Medication is used for most serious problems: the evidence-base for the use of antipsychotics in psychosis, antidepressants in severe depression and mood stabilisers in bipolar disorder is robust.

  • Clozapine has been demonstrated to have increased effectiveness in the short to medium term in patients who have not responded to other antipsychotics
  • Drug treatment should not be used specifically for borderline personality disorder or for the individual symptoms or behaviour associated with the disorder26 although short-term use may be helpful during a crisis.
  • Side effects are a major issue and advocacy for greater service user choice about taking medication is emerging27.  This includes consideration of discontinuation strategies.
  • There do not appear to be robust differences in effectiveness between first and second generation antipsychotics28; side effect profiles differ however.
  • Use of poly-pharmacy (two or more drugs of same BNF category) and medication above BNF recommended levels remains high despite cautions raised about such practices29. For BNF Chapter 4 (Central Nervous System) including antipsychotics and antidepressants, the number of items dispensed increased by 8.9m items between 2010 and 2011, the largest increase of any chapter.

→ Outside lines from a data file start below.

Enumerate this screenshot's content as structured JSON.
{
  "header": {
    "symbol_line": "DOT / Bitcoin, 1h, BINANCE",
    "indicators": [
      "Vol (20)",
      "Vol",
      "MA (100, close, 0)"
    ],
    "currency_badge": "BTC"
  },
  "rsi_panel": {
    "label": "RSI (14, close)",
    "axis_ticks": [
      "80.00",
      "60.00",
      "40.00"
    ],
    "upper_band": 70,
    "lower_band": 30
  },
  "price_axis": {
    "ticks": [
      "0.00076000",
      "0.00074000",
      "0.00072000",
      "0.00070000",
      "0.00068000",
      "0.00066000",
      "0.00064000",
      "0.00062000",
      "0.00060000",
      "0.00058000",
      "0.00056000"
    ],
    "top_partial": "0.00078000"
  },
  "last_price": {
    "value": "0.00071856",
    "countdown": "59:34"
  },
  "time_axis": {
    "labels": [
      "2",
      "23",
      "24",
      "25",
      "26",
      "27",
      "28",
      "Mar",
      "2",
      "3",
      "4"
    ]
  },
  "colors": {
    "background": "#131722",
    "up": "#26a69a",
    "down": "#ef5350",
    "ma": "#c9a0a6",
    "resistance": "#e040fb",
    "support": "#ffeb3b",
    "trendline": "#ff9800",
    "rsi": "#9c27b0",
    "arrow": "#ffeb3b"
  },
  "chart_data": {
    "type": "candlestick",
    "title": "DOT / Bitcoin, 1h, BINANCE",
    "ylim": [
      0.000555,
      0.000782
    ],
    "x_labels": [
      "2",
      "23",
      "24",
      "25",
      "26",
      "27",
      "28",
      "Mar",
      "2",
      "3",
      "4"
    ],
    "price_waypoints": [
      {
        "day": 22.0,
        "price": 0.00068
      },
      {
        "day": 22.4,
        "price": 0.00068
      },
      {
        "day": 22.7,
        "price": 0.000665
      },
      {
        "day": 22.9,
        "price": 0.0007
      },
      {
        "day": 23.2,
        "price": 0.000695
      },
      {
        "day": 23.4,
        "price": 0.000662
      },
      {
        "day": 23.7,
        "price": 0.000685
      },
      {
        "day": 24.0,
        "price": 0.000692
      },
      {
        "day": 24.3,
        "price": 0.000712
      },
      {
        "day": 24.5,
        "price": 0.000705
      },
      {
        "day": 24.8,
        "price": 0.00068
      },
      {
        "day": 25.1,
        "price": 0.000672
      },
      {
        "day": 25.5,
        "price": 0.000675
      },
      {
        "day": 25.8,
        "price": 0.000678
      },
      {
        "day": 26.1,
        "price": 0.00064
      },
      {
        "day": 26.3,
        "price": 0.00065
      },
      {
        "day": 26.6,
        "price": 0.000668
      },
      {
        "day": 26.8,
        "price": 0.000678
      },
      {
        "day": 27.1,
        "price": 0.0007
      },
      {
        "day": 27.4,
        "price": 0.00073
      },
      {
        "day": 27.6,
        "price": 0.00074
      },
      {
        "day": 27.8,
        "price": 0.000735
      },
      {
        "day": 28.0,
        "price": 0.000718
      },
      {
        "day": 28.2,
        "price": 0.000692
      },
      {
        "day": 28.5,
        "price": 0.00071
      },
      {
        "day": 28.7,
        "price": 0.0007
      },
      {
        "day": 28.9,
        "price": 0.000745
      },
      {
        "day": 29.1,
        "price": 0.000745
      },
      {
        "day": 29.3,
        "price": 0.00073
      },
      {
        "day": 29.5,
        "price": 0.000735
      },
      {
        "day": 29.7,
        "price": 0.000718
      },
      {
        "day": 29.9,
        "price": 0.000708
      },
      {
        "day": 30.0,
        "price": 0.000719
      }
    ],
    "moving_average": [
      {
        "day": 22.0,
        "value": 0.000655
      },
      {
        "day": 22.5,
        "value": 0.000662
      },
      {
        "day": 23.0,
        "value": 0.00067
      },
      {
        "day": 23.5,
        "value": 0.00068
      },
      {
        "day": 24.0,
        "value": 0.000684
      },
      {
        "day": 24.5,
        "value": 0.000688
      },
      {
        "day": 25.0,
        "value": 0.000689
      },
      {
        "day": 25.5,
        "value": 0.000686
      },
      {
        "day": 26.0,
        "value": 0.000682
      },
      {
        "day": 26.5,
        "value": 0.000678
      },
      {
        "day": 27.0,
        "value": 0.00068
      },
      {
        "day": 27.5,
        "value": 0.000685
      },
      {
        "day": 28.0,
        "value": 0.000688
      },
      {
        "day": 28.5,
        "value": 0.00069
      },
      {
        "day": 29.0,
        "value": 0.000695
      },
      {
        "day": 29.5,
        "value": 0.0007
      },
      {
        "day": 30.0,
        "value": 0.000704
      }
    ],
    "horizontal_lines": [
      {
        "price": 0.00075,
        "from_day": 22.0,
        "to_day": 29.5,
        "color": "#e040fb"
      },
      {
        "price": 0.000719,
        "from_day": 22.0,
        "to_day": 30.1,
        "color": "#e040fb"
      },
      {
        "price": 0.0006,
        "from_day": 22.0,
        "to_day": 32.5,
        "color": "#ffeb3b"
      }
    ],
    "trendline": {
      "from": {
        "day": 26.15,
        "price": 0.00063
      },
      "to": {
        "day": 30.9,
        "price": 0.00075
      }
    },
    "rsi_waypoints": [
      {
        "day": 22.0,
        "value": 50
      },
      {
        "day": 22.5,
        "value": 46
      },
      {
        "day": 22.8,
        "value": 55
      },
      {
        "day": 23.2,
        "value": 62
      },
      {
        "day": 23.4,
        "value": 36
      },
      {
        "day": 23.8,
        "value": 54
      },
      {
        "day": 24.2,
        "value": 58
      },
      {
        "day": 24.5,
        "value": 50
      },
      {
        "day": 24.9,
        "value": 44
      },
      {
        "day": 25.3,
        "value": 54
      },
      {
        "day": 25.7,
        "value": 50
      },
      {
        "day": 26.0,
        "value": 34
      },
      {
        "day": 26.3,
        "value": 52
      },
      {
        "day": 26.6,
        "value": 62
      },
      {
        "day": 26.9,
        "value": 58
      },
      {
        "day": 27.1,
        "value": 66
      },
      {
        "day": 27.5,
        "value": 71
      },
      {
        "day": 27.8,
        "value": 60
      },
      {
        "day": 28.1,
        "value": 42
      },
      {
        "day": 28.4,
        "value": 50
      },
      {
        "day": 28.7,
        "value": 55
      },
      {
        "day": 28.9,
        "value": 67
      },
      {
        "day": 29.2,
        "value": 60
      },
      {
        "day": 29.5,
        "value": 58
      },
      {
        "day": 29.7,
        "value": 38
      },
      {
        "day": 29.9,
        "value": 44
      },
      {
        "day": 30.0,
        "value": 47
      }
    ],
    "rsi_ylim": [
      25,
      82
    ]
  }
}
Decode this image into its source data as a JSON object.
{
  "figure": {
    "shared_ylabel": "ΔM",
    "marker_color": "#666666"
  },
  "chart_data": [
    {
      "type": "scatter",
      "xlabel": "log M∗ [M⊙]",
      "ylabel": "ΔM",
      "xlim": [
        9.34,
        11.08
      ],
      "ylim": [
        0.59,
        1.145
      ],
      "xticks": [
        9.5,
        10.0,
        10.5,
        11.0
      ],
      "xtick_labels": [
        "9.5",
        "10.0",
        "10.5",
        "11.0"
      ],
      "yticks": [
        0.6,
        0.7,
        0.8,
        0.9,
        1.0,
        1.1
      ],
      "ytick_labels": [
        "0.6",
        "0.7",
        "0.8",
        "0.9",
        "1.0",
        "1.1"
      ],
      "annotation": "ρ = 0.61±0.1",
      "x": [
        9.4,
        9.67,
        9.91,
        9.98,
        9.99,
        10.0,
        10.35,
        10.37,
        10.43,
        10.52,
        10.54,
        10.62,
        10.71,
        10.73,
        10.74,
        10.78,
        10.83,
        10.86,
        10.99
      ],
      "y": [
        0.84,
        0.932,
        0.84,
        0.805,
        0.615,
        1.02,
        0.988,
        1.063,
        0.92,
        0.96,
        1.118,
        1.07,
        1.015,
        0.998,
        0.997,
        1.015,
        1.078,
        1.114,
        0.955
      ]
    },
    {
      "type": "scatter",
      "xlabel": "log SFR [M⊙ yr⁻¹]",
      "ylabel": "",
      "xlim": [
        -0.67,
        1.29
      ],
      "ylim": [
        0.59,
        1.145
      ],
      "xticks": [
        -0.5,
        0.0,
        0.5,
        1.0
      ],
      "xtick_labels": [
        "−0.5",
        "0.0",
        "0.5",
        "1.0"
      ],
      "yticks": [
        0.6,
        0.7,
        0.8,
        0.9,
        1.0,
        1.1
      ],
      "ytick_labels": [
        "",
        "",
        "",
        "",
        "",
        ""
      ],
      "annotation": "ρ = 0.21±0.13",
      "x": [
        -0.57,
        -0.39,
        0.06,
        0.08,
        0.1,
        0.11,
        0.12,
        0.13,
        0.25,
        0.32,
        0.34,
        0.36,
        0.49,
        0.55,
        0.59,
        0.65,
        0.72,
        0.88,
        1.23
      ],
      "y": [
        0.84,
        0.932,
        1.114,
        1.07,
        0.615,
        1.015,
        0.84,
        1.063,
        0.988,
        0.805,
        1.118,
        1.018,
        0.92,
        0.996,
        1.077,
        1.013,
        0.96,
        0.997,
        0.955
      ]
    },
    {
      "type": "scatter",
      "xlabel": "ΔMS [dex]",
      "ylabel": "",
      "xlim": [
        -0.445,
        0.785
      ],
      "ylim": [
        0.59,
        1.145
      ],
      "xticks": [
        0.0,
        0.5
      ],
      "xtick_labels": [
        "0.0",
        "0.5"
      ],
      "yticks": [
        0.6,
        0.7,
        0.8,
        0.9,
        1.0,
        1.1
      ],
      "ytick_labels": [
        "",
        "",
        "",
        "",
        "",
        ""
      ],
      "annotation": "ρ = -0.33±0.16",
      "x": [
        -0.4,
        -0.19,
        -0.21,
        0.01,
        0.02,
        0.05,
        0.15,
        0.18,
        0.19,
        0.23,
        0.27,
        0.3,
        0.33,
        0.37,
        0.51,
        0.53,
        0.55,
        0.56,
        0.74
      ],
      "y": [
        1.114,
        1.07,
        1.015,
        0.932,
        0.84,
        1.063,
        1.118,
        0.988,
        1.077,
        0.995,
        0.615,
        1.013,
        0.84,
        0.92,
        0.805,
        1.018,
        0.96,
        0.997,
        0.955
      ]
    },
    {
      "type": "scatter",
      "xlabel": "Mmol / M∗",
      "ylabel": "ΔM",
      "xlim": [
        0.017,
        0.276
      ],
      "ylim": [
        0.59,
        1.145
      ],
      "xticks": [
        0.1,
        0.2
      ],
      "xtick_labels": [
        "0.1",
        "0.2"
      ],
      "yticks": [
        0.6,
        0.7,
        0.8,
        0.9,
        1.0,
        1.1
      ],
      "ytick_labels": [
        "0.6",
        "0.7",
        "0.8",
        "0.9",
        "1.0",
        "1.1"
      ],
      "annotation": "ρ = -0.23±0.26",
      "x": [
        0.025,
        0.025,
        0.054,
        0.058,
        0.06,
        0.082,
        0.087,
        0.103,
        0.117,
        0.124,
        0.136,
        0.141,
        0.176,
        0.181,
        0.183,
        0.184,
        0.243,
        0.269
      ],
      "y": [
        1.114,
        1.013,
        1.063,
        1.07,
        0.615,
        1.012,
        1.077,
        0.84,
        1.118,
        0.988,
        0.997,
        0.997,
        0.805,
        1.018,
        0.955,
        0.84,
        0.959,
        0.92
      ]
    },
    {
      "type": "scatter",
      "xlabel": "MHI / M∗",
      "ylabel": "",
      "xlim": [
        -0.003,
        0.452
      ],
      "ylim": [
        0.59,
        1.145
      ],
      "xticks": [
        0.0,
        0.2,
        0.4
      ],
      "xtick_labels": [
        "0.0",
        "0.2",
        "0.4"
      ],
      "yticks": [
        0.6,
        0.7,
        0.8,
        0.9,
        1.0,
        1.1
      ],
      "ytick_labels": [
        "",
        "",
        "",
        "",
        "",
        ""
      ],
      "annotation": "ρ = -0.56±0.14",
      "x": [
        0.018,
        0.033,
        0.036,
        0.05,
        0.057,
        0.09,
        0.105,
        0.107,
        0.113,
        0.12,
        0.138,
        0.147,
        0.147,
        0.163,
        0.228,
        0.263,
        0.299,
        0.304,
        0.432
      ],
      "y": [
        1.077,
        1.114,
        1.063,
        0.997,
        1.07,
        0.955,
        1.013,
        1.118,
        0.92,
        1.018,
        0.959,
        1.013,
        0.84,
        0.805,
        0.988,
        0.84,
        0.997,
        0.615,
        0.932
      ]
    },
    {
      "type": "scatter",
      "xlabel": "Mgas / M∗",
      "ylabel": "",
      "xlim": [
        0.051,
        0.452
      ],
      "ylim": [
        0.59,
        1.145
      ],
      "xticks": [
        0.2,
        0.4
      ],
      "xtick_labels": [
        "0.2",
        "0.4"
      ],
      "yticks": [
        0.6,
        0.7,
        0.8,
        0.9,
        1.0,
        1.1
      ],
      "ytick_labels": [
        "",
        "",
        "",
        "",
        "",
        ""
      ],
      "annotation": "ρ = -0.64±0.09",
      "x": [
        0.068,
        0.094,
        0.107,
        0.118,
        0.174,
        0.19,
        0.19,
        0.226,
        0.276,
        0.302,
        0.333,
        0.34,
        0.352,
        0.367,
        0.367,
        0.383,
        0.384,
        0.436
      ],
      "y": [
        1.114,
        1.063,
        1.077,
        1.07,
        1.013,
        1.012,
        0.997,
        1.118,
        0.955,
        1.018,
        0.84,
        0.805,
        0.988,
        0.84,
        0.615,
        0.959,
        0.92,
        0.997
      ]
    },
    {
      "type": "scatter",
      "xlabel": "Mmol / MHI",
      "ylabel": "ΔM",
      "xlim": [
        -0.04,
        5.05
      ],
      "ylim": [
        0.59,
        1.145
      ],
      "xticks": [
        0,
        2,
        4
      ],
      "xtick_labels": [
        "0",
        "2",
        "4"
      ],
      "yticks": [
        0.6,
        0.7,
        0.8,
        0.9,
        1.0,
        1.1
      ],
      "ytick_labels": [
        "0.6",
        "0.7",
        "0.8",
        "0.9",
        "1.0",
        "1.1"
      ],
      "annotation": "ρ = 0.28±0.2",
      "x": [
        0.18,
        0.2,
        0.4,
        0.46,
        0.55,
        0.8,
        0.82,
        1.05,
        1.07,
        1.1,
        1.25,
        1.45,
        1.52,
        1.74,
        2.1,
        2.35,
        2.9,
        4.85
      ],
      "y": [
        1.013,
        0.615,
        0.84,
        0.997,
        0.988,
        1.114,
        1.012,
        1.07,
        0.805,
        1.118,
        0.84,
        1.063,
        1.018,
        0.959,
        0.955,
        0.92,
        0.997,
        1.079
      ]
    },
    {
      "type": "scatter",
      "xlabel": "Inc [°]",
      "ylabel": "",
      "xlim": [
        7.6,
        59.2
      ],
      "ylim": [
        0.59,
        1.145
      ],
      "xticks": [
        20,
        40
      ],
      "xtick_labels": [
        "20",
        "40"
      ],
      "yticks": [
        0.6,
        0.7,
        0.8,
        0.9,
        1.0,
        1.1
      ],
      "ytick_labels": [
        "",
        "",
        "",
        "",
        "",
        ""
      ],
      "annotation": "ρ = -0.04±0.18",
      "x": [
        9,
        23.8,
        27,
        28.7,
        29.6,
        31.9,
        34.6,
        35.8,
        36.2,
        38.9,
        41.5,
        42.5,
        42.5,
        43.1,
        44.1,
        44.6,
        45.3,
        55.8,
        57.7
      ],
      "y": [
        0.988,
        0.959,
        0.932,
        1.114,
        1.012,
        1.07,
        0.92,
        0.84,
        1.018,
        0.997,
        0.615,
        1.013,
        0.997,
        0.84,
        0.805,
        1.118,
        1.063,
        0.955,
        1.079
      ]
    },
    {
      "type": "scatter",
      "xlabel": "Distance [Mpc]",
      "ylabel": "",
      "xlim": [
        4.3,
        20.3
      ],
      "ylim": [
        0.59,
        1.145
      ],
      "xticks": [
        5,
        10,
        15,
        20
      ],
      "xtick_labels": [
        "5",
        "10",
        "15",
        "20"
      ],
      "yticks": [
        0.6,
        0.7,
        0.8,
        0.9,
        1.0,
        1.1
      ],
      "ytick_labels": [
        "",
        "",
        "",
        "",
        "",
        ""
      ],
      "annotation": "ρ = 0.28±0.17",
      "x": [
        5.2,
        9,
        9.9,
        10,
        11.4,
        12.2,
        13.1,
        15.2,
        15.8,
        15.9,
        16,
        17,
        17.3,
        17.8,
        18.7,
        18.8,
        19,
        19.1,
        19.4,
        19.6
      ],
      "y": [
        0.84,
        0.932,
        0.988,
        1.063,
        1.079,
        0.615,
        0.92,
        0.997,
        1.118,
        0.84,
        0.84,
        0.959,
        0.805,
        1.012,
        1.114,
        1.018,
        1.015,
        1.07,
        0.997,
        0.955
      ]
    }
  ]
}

  • Measures to develop collaboration with medication have had mixed success – combinations of more convenient care, information, reminders, self-monitoring, reinforcement, counselling, family therapy, crisis intervention, manual telephone follow-up, and supportive care may be helpful30. However ‘Compliance therapy’ does not appear to be an effective intervention31, CBT may be so32 but the most important positive predictor is the quality of the therapeutic relationship33.
  • Use of community treatment orders (CTO) has exceeded expectations -the number of people on a CTO at 31 March 2011 increased by 29.1 per cent from 2010 to 4,291: evidence regarding their effectiveness is awaited.